Chapter 6

The Pilot and The Doctor

Not for the first time that day, The Doctor was baffled. He blinked and looked again.

It was a small 1930s cargo aircraft, cleaved in two by a tall tree. Whole branches had been hewn off in the crash, and bits of metal from the plane's outer shell lay scattered, half melted in the long-gone heat. The Doctor inched his way as far as he could to the front, where a branch had split right through the front windscreen. He peered in, and there in the dark, a shrunken cracked face leered out at him.

It was only a skull, but The Doctor jumped back a few feet in surprise. It looked as if it had been mummified, but more likely had all its water sucked from its body. Much like what he had seen in Venice. 'Dryads..' he murmured.

'We should bury them,' said Amy, 'not just leave them in the aeroplane. The Doctor jumped - he had forgotten how silently Amy could move. The Doctor had already scrambled in through the passenger door and was rummaging around in the back.

'Who was this person, Doctor, anyone you knew?'

'No, but whoever it was was had a thing about salt, whole tubs of it! Rock salt by the looks of things.'

There was a banging noise. 'OOOoh, what's this?' he wiped the dust off it.

'Hey, Ponds? Can you tell me what this is?' he said, tumbling out the back door of the plane. He was a holding some sort of pocket watch with a strange face.

'Ermm..'

'Its an aneroid barometer! You can predict the weather with it!'

'So?'

'I have a plan!'

Rory and Amy exchanged looks.

'I mean a real one! A good one!'

Rory and Amy raised an eyebrow each.

The Doctor turned around, and knelt down by the plane and began soldering with the sonic. 'Help me, will you?'

About an hour or so later, The Doctor flicked his hair out of his eyes, and stared up at the strange apparatus in front of him. It had been a plane, but the metal it had been made of had been stripped and bent round to make a new shiny monster. When they had first got inside the plane, there had been some interesting discoveries. There was a police telephone which only called one place, but what that place was The Doctor wasn't sure; the line seemed to be dead, there had been a lot of wires scattered about the floor of the cockpit, bits left over from the renovation The Doctor thought and there . It was now clear from the crude adjustments to the cockpit that the aeroplane had been hastily (and brilliantly) converted into a kind of TARDIS. There were no doors on the passenger or pilot sides and the walls were now just metal bars.

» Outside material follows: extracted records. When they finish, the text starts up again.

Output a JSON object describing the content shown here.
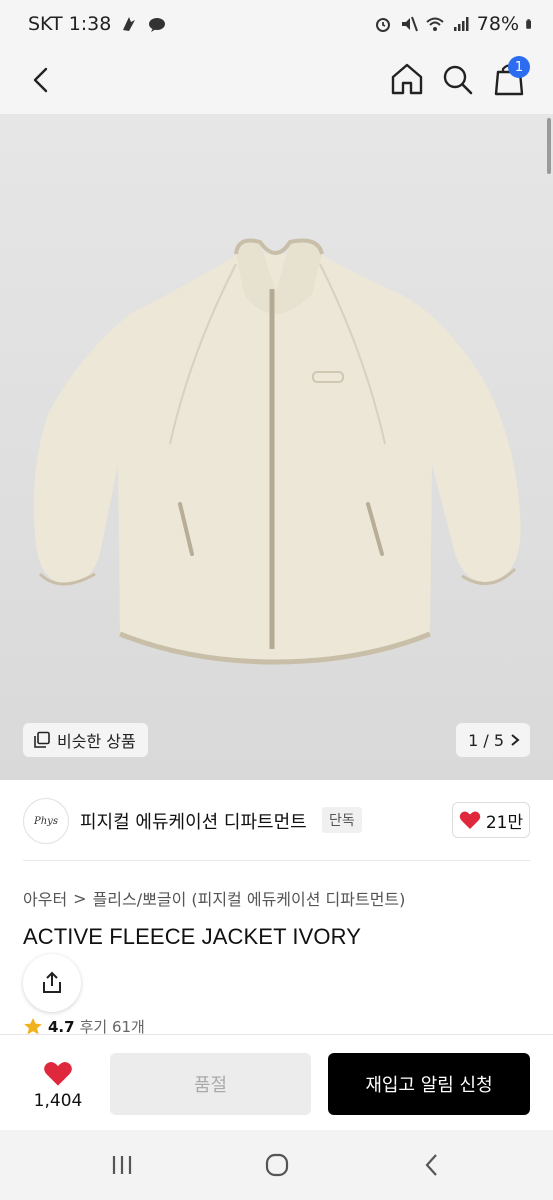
{
  "status_bar": {
    "carrier_time": "SKT 1:38",
    "battery": "78%"
  },
  "nav": {
    "cart_count": "1"
  },
  "image": {
    "similar_label": "비슷한 상품",
    "pager": "1 / 5"
  },
  "brand": {
    "logo_text": "Phys",
    "name": "피지컬 에듀케이션 디파트먼트",
    "tag": "단독",
    "likes": "21만"
  },
  "product": {
    "breadcrumb_1": "아우터",
    "breadcrumb_sep": ">",
    "breadcrumb_2": "플리스/뽀글이 (피지컬 에듀케이션 디파트먼트)",
    "title": "ACTIVE FLEECE JACKET IVORY",
    "rating": "4.7",
    "reviews": "후기 61개"
  },
  "actions": {
    "wish_count": "1,404",
    "soldout_label": "품절",
    "restock_label": "재입고 알림 신청"
  },
  "colors": {
    "accent_badge": "#2b6cf0",
    "heart": "#e0283c",
    "star": "#f0b21f",
    "jacket": "#ece7d6",
    "trim": "#c9bfa9"
  },
  "icons": [
    "back-icon",
    "home-icon",
    "search-icon",
    "cart-icon",
    "similar-icon",
    "chevron-right-icon",
    "heart-icon",
    "share-icon",
    "star-icon",
    "recents-icon",
    "home-circle-icon",
    "back-nav-icon"
  ]
}
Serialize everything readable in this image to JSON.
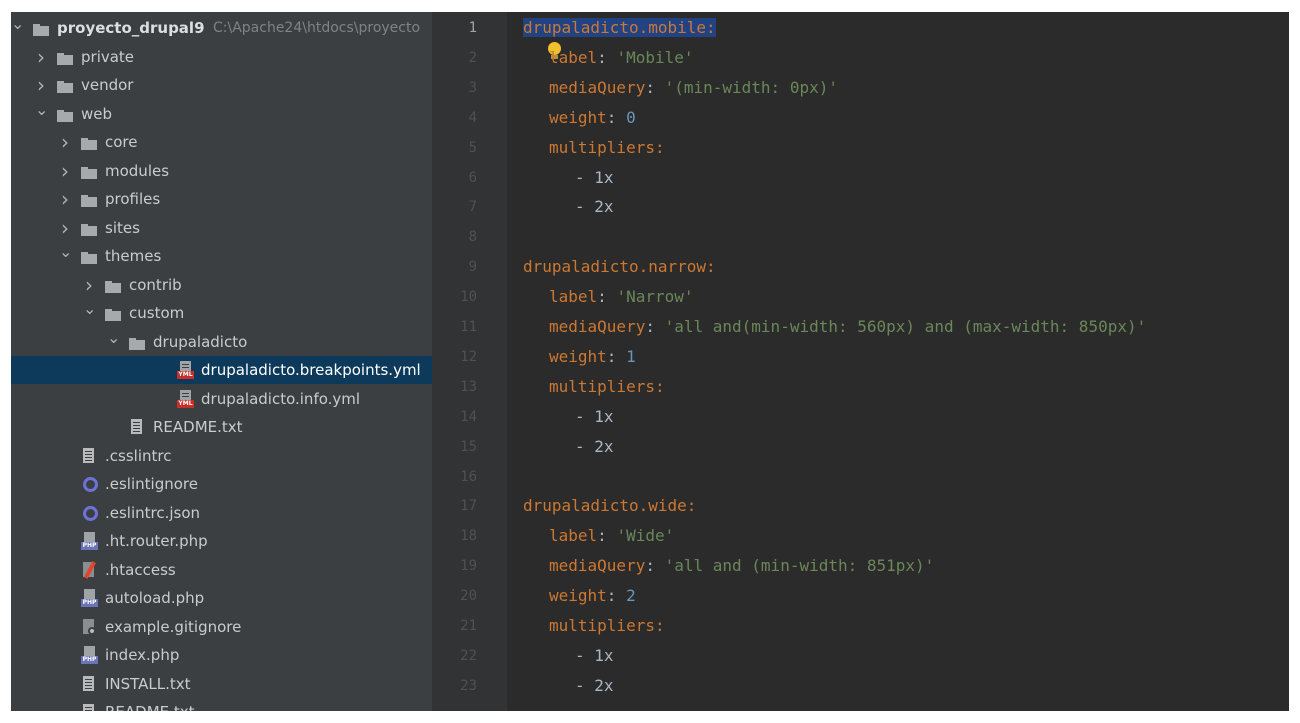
{
  "project": {
    "name": "proyecto_drupal9",
    "path": "C:\\Apache24\\htdocs\\proyecto"
  },
  "tree": [
    {
      "label": "private"
    },
    {
      "label": "vendor"
    },
    {
      "label": "web"
    },
    {
      "label": "core"
    },
    {
      "label": "modules"
    },
    {
      "label": "profiles"
    },
    {
      "label": "sites"
    },
    {
      "label": "themes"
    },
    {
      "label": "contrib"
    },
    {
      "label": "custom"
    },
    {
      "label": "drupaladicto"
    },
    {
      "label": "drupaladicto.breakpoints.yml",
      "selected": true
    },
    {
      "label": "drupaladicto.info.yml"
    },
    {
      "label": "README.txt"
    },
    {
      "label": ".csslintrc"
    },
    {
      "label": ".eslintignore"
    },
    {
      "label": ".eslintrc.json"
    },
    {
      "label": ".ht.router.php"
    },
    {
      "label": ".htaccess"
    },
    {
      "label": "autoload.php"
    },
    {
      "label": "example.gitignore"
    },
    {
      "label": "index.php"
    },
    {
      "label": "INSTALL.txt"
    },
    {
      "label": "README.txt"
    }
  ],
  "file_badges": {
    "yml": "YML",
    "php": "PHP"
  },
  "editor": {
    "active_line": 1,
    "line_numbers": [
      "1",
      "2",
      "3",
      "4",
      "5",
      "6",
      "7",
      "8",
      "9",
      "10",
      "11",
      "12",
      "13",
      "14",
      "15",
      "16",
      "17",
      "18",
      "19",
      "20",
      "21",
      "22",
      "23"
    ],
    "lines": [
      {
        "k": "drupaladicto.mobile:"
      },
      {
        "k": "label",
        "s": "'Mobile'"
      },
      {
        "k": "mediaQuery",
        "s": "'(min-width: 0px)'"
      },
      {
        "k": "weight",
        "n": "0"
      },
      {
        "k": "multipliers:"
      },
      {
        "p": "- 1x"
      },
      {
        "p": "- 2x"
      },
      {},
      {
        "k": "drupaladicto.narrow:"
      },
      {
        "k": "label",
        "s": "'Narrow'"
      },
      {
        "k": "mediaQuery",
        "s": "'all and(min-width: 560px) and (max-width: 850px)'"
      },
      {
        "k": "weight",
        "n": "1"
      },
      {
        "k": "multipliers:"
      },
      {
        "p": "- 1x"
      },
      {
        "p": "- 2x"
      },
      {},
      {
        "k": "drupaladicto.wide:"
      },
      {
        "k": "label",
        "s": "'Wide'"
      },
      {
        "k": "mediaQuery",
        "s": "'all and (min-width: 851px)'"
      },
      {
        "k": "weight",
        "n": "2"
      },
      {
        "k": "multipliers:"
      },
      {
        "p": "- 1x"
      },
      {
        "p": "- 2x"
      }
    ]
  },
  "colors": {
    "key": "#cc7832",
    "string": "#6a8759",
    "number": "#6897bb",
    "selection": "#214283",
    "tree_selection": "#0d3a5a"
  }
}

They had buried the pilot, away from the river in case of erosion. In with him they had put his leather hat and goggles and filled the grave with earth. The dryads had watched as they had filled the grave in, but did not attempt to come any closer. A few minutes later, The Doctor had looked back, and he was almost sure he saw the tree squatting by the grave move.

'Doctor?' said Amy, breaking his chain of thought, 'why did we just rebuild the plane?'

'Because we, Pond, are going for a ride! You see those salt tubs in the back, I'm going to ask you and Rory to empty them out the doorway when we get to say, 50,000 feet.'

'Why?'

'Is it safe?'

'No idea', The Doctor said brightly, climbing into the pilot seat, 'hop in!'

'No way! I'm not going until you tell us exactly what you're up to!'

'Fine then! Have you ever heard of cloud seeding, Rory?'

'No?'

'They did it at the Beijong Olympics'.

'Beijing, Doctor'

'Oh yes so they did!'

'Well, we're going to do it, we're going to try rain making!'

'Have you ever flown a plane before, Doctor?,' Rory asked nervously.

'Of course I have!'

...

'Err, you have to turn the engine on'.

'Oh right!'

There was a clunking noise and some thumping. Then, making them all jump, the propeller cracked into life, spinning faster and faster, like an increasingly desperate fly inside a jar. Beside the river, the land opened out and formed a long treeless glade along the bank.

'Right!' shouted The Doctor, masterfully pulling a lever. There was a loud banging noise and with a jerk that nearly through them off their seats, the propellers roared into life.

'Ok..' The Doctor said as the plane slowly rolled forward, getting faster and faster. They turned around a slight bend, and there was the end of the clearing, coming on fast. The plane was eating up the ground, and the trees were getting close by the second!

'O, god..' said Rory bracing himself. The trees were very close now, less than a hundred metres away. Amy closed her eyes, and grabbed Rory's hand.

'Use the stick!' Rory shouted over the din of the engine. The Doctor flung the stick forward as the trees reared up in front of the plane.